In Benoit v. Canada (MCI), Justice Norris reviewed the Applicants’ Humanitarian and Compassionate (H&C) decision. The Applicants, a mother, and her eldest and younger daughters, were citizens of Saint Lucia.  Arriving in Canada in 2012, the mother had two more children, and her eldest daughter had had two children of her own. They made an unsuccessful H&C application. On judicial review, the determinative issue was the best interests of the child (BIOC). Justice Norris found that the Officer did not meaningfully engage with the Applicants’ attestation that the best interests of the four Canadian-born children would be adversely affected by their removal to Saint Lucia and expose them to the unfavorable social and economic conditions in Saint Lucia. The Officer, however, found that with the support of their primary caregiver, their young age and inherent resilience, the children “would be able to successfully adapt to their life in Saint Lucia.” Justice Norris found the Officer’s finding to be unreasonable. The Officer unreasonably assessed the impact of leaving Canada on the eldest daughter’s two children, given that it would separate them from their father.  Even if the evidence of the father’s participation in their lives was poor, it was still unreasonable for the Officer to conclude that separation from him would have had no impact on their best interests.
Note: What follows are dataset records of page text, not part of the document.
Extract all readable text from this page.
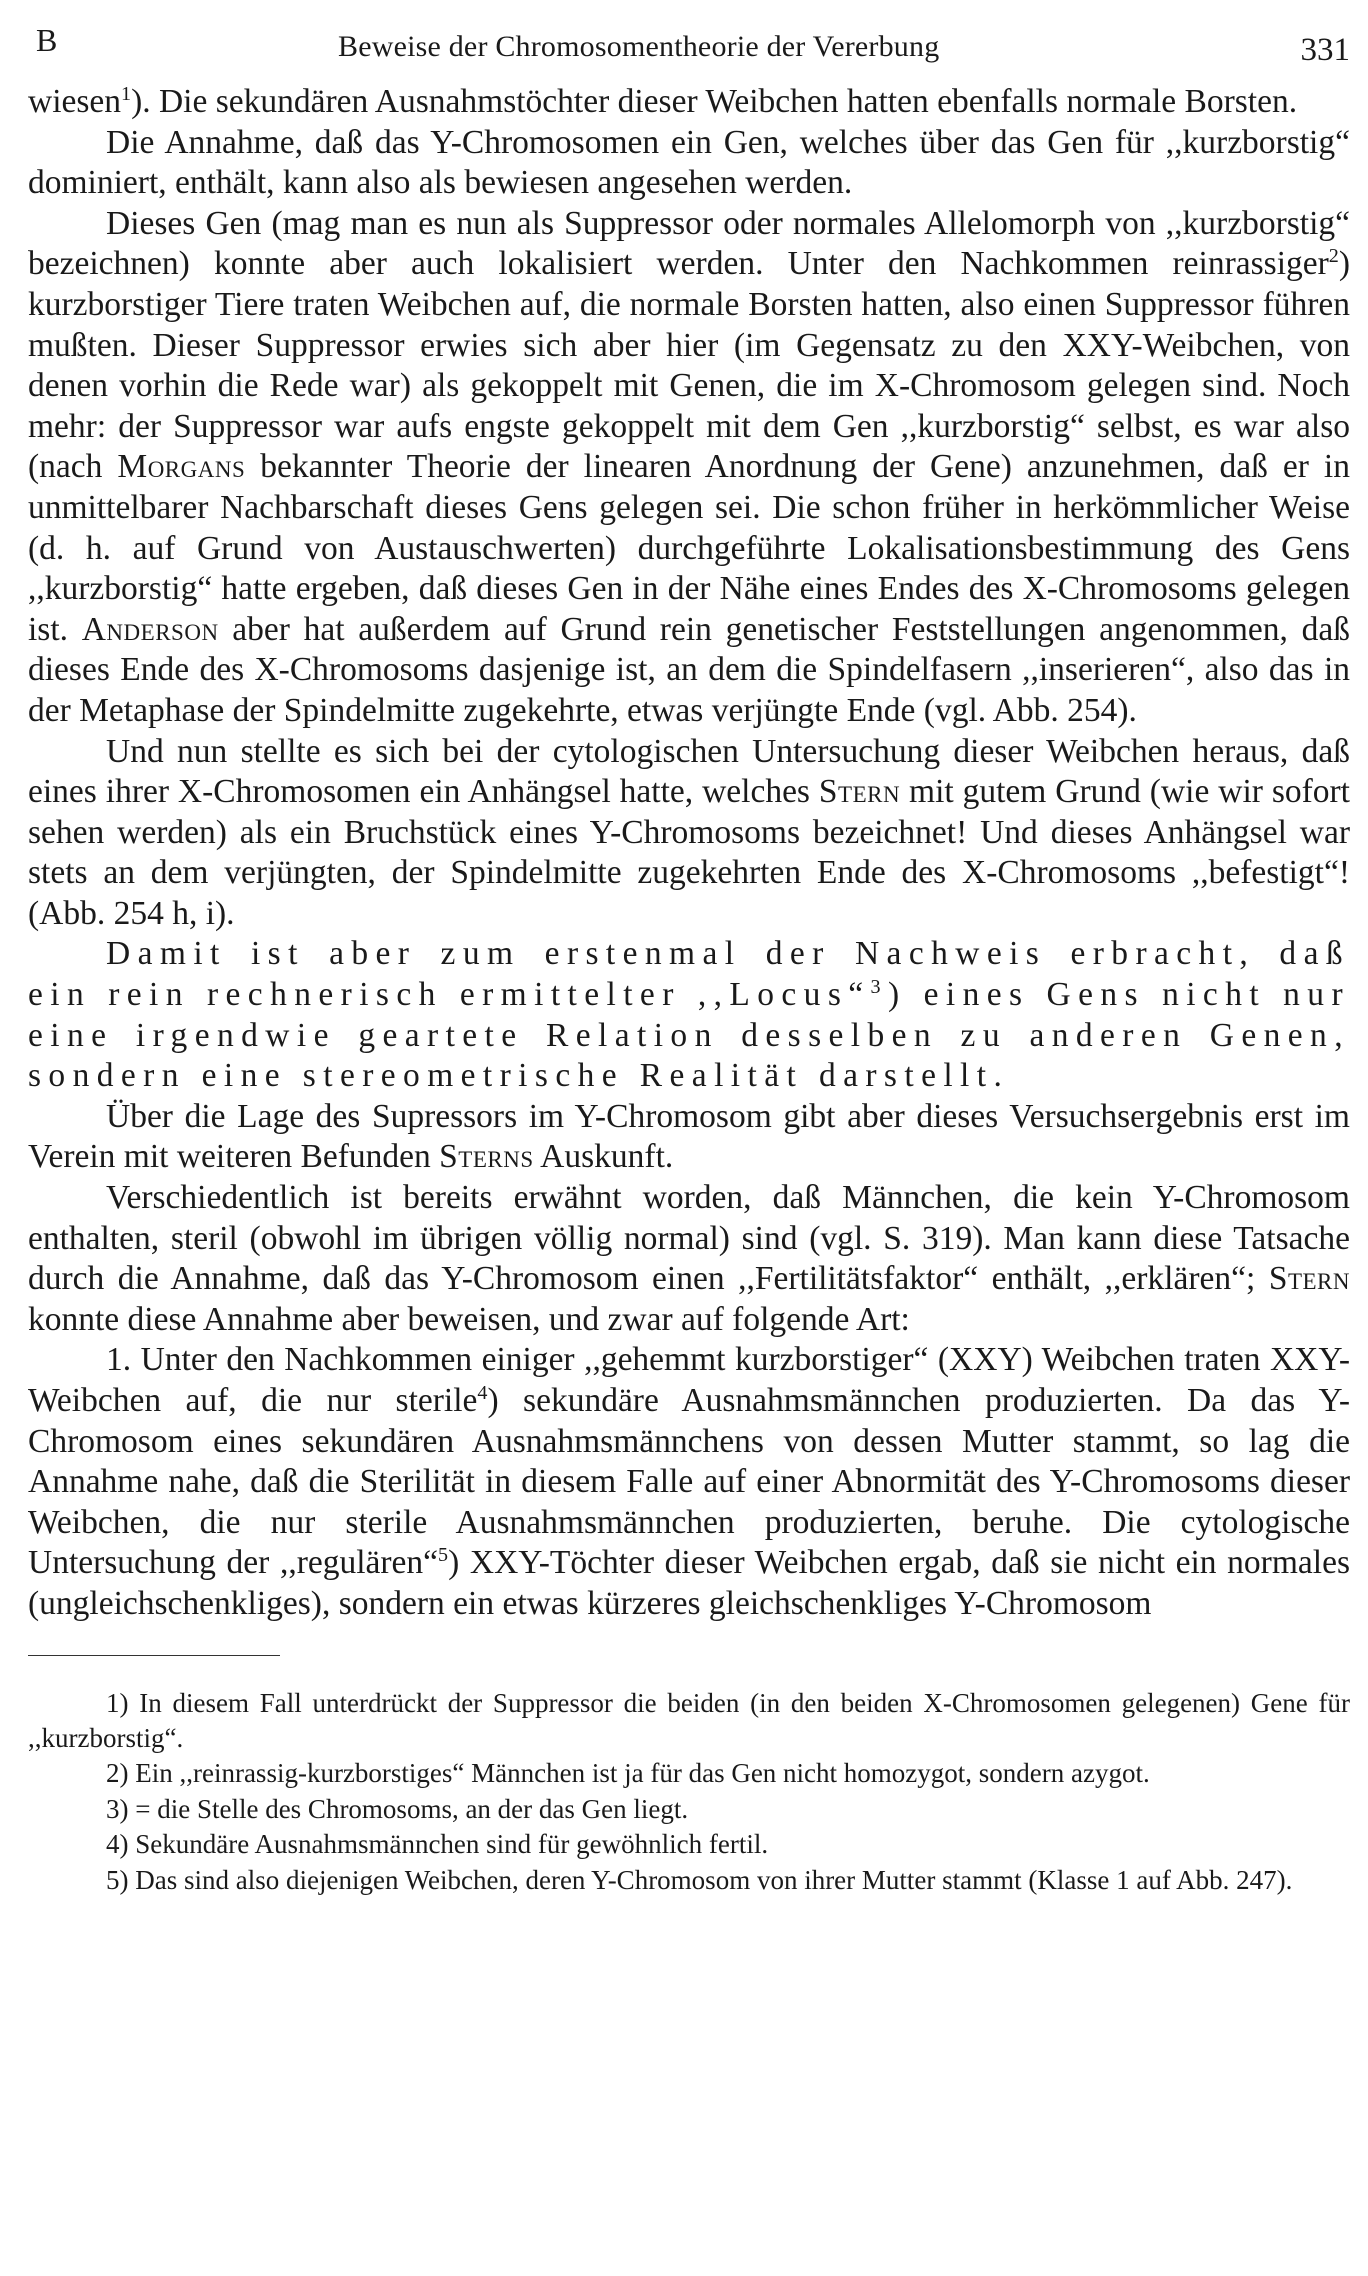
B	Beweise der Chromosomentheorie der Vererbung	331

wiesen$^1$). Die sekundären Ausnahmstöchter dieser Weibchen hatten ebenfalls normale Borsten.

Die Annahme, daß das Y-Chromosomen ein Gen, welches über das Gen für ,,kurzborstig“ dominiert, enthält, kann also als bewiesen angesehen werden.

Dieses Gen (mag man es nun als Suppressor oder normales Allelomorph von ,,kurzborstig“ bezeichnen) konnte aber auch lokalisiert werden. Unter den Nachkommen reinrassiger$^2$) kurzborstiger Tiere traten Weibchen auf, die normale Borsten hatten, also einen Suppressor führen mußten. Dieser Suppressor erwies sich aber hier (im Gegensatz zu den XXY-Weibchen, von denen vorhin die Rede war) als gekoppelt mit Genen, die im X-Chromosom gelegen sind. Noch mehr: der Suppressor war aufs engste gekoppelt mit dem Gen ,,kurzborstig“ selbst, es war also (nach Morgans bekannter Theorie der linearen Anordnung der Gene) anzunehmen, daß er in unmittelbarer Nachbarschaft dieses Gens gelegen sei. Die schon früher in herkömmlicher Weise (d. h. auf Grund von Austauschwerten) durchgeführte Lokalisationsbestimmung des Gens ,,kurzborstig“ hatte ergeben, daß dieses Gen in der Nähe eines Endes des X-Chromosoms gelegen ist. Anderson aber hat außerdem auf Grund rein genetischer Feststellungen angenommen, daß dieses Ende des X-Chromosoms dasjenige ist, an dem die Spindelfasern ,,inserieren“, also das in der Metaphase der Spindelmitte zugekehrte, etwas verjüngte Ende (vgl. Abb. 254).

Und nun stellte es sich bei der cytologischen Untersuchung dieser Weibchen heraus, daß eines ihrer X-Chromosomen ein Anhängsel hatte, welches Stern mit gutem Grund (wie wir sofort sehen werden) als ein Bruchstück eines Y-Chromosoms bezeichnet! Und dieses Anhängsel war stets an dem verjüngten, der Spindelmitte zugekehrten Ende des X-Chromosoms ,,befestigt“! (Abb. 254 h, i).

Damit ist aber zum erstenmal der Nachweis erbracht, daß ein rein rechnerisch ermittelter ,,Locus“$^3$) eines Gens nicht nur eine irgendwie geartete Relation desselben zu anderen Genen, sondern eine stereometrische Realität darstellt.

Über die Lage des Supressors im Y-Chromosom gibt aber dieses Versuchsergebnis erst im Verein mit weiteren Befunden Sterns Auskunft.

Verschiedentlich ist bereits erwähnt worden, daß Männchen, die kein Y-Chromosom enthalten, steril (obwohl im übrigen völlig normal) sind (vgl. S. 319). Man kann diese Tatsache durch die Annahme, daß das Y-Chromosom einen ,,Fertilitätsfaktor“ enthält, ,,erklären“; Stern konnte diese Annahme aber beweisen, und zwar auf folgende Art:

1. Unter den Nachkommen einiger ,,gehemmt kurzborstiger“ (XXY) Weibchen traten XXY-Weibchen auf, die nur sterile$^4$) sekundäre Ausnahmsmännchen produzierten. Da das Y-Chromosom eines sekundären Ausnahmsmännchens von dessen Mutter stammt, so lag die Annahme nahe, daß die Sterilität in diesem Falle auf einer Abnormität des Y-Chromosoms dieser Weibchen, die nur sterile Ausnahmsmännchen produzierten, beruhe. Die cytologische Untersuchung der ,,regulären“$^5$) XXY-Töchter dieser Weibchen ergab, daß sie nicht ein normales (ungleichschenkliges), sondern ein etwas kürzeres gleichschenkliges Y-Chromosom

1) In diesem Fall unterdrückt der Suppressor die beiden (in den beiden X-Chromosomen gelegenen) Gene für ,,kurzborstig“.

2) Ein ,,reinrassig-kurzborstiges“ Männchen ist ja für das Gen nicht homozygot, sondern azygot.

3) = die Stelle des Chromosoms, an der das Gen liegt.

4) Sekundäre Ausnahmsmännchen sind für gewöhnlich fertil.

5) Das sind also diejenigen Weibchen, deren Y-Chromosom von ihrer Mutter stammt (Klasse 1 auf Abb. 247).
The Applicants had also argued that leaving Canada would be disruptive to the younger daughter’s high-school education, which she was pursuing online. However, the Officer found “little objective evidence” to indicate that the younger daughter could not continue her online studies remotely, in Saint Lucia. Justice Norris found that the Officer had assumed, without any supporting evidence, that the younger daughter would still be able to attend school virtually even though she was no longer a resident of Toronto. Even if the above factor was not determinative, is still needed to be reasonably assessed and the Officer’s failure to do so undermined the reasonableness of the decision as a whole. The application for leave was allowed.
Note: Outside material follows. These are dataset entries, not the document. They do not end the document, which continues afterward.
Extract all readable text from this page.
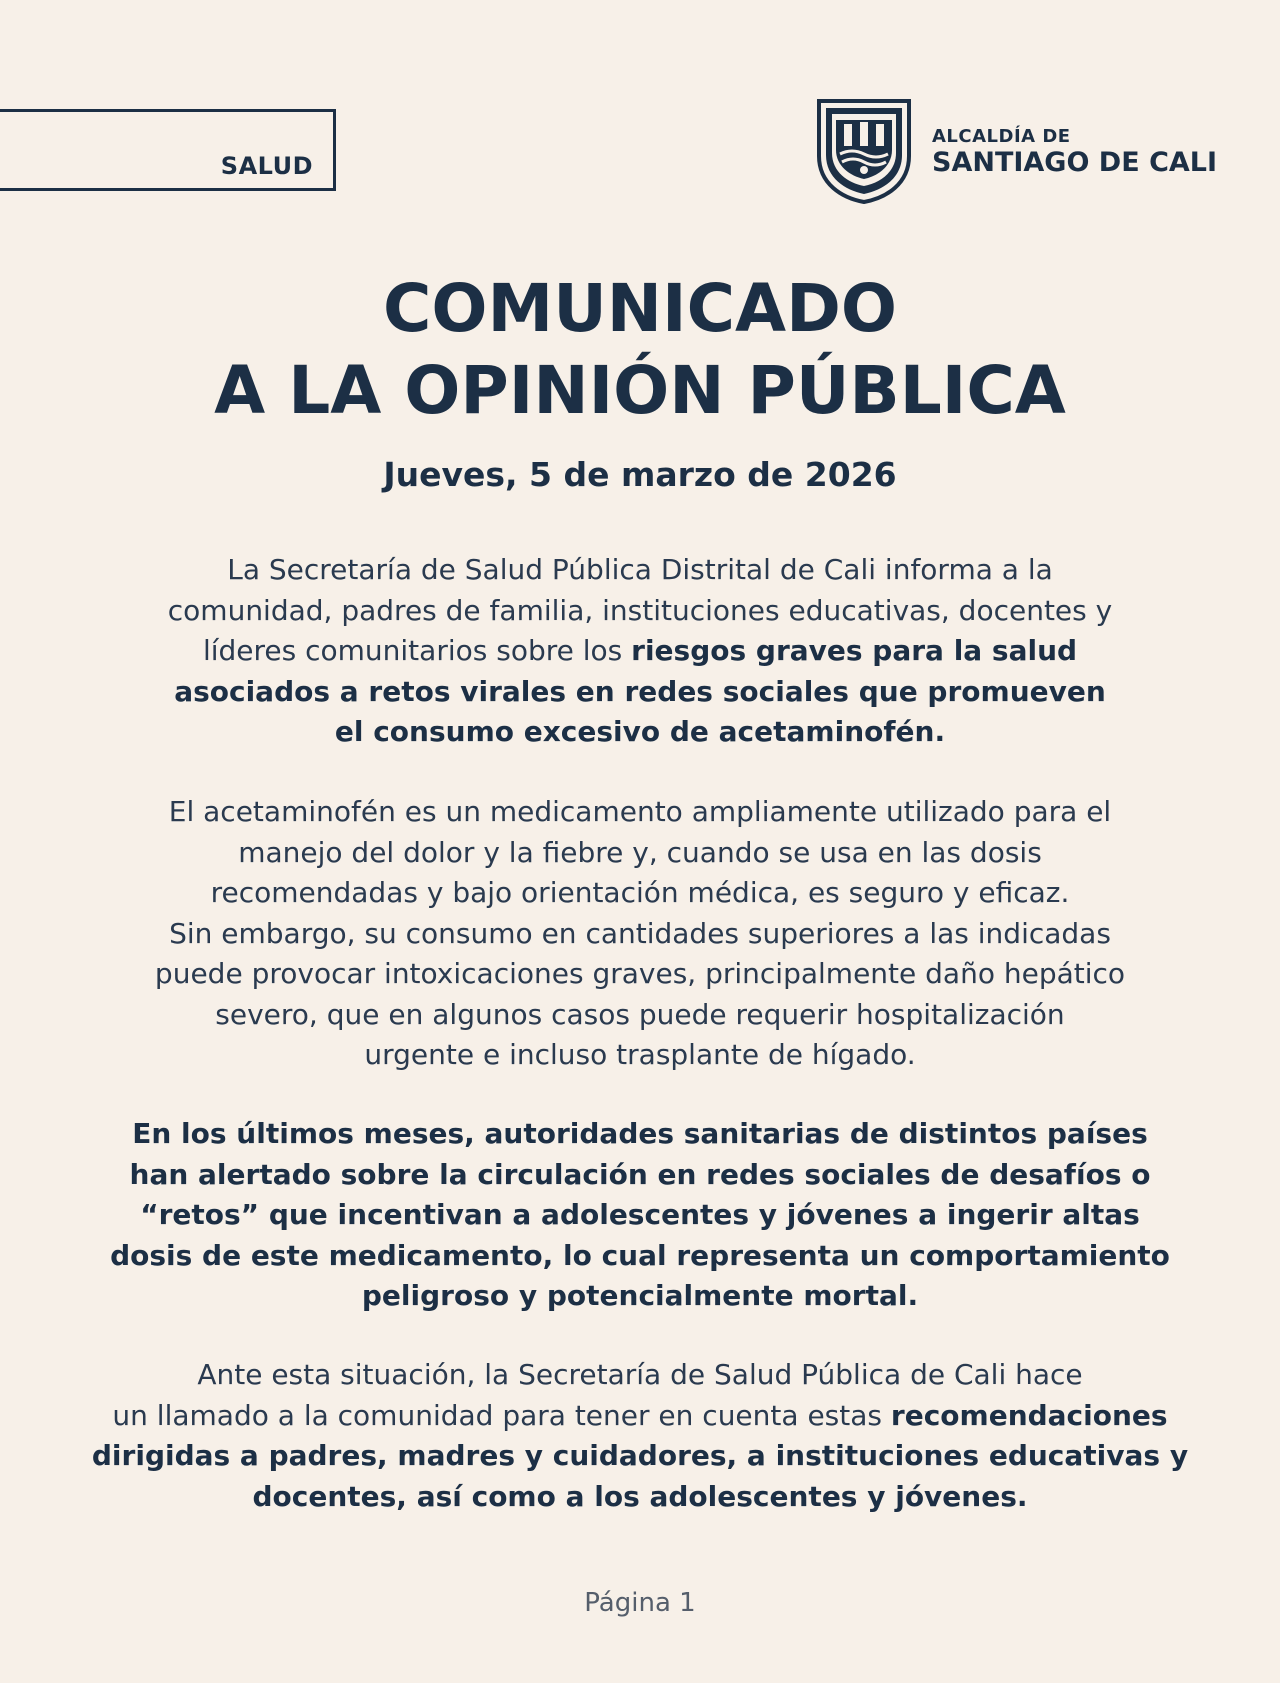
SALUD
ALCALDÍA DE
SANTIAGO DE CALI
COMUNICADO
A LA OPINIÓN PÚBLICA
Jueves, 5 de marzo de 2026

La Secretaría de Salud Pública Distrital de Cali informa a la
comunidad, padres de familia, instituciones educativas, docentes y
líderes comunitarios sobre los riesgos graves para la salud
asociados a retos virales en redes sociales que promueven
el consumo excesivo de acetaminofén.

El acetaminofén es un medicamento ampliamente utilizado para el
manejo del dolor y la fiebre y, cuando se usa en las dosis
recomendadas y bajo orientación médica, es seguro y eficaz.
Sin embargo, su consumo en cantidades superiores a las indicadas
puede provocar intoxicaciones graves, principalmente daño hepático
severo, que en algunos casos puede requerir hospitalización
urgente e incluso trasplante de hígado.

En los últimos meses, autoridades sanitarias de distintos países
han alertado sobre la circulación en redes sociales de desafíos o
“retos” que incentivan a adolescentes y jóvenes a ingerir altas
dosis de este medicamento, lo cual representa un comportamiento
peligroso y potencialmente mortal.

Ante esta situación, la Secretaría de Salud Pública de Cali hace
un llamado a la comunidad para tener en cuenta estas recomendaciones
dirigidas a padres, madres y cuidadores, a instituciones educativas y
docentes, así como a los adolescentes y jóvenes.

Página 1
Connell v. Canada (MCI) 2023 FC 1316

In Connell v. Canada (MCI) Justice Turley reviewed the Applicant’s Humanitarian and Compassionate (H&C) decision. The Applicant was a dual citizen of Barbados and Saint Lucia, who first entered Canada as a visitor in 2012 to escape from her abusive husband. The Applicant’s son remained in Barbados, living with the Applicant’s friend, and she sent back financial support for her son. The Applicant was diagnosed with depression, anxiety, and hypertension. In support of her H&C application, the Applicant submitted a psychiatric consult report that indicated she had met the diagnostic requirements for PTSD. The report went on to state that if the Applicant was to be returned to Barbados, it was likely that her mental state would worsen. In her legal submissions, the Applicant requested she be granted a Temporary Resident Permit (TRP) should she not meet the H&C requirements for permanent residence. On judicial review, Justice Turley found that the Officer erred in assessing the best interests of the child (BIOC). The Officer also failed to consider the adverse impact on her mental health if she was required to leave Canada. “Where there is evidence before an officer to the effect that a parent’s mental health will deteriorate, the officer needs to assess this in the best interests of the children analysis” (at para. 19). The Officer’s failure to consider this important factor when making the BIOC assessment made the decision unreasonable. Moreover, when it came to the hardship analysis, Justice Turley found that the Officer’s analysis of the Applicant’s mental and physical well being did not withstand examination. Lastly, the Officer failed to consider the Applicant’s request for a TRP- which was a breach of procedural fairness. The application for leave was allowed.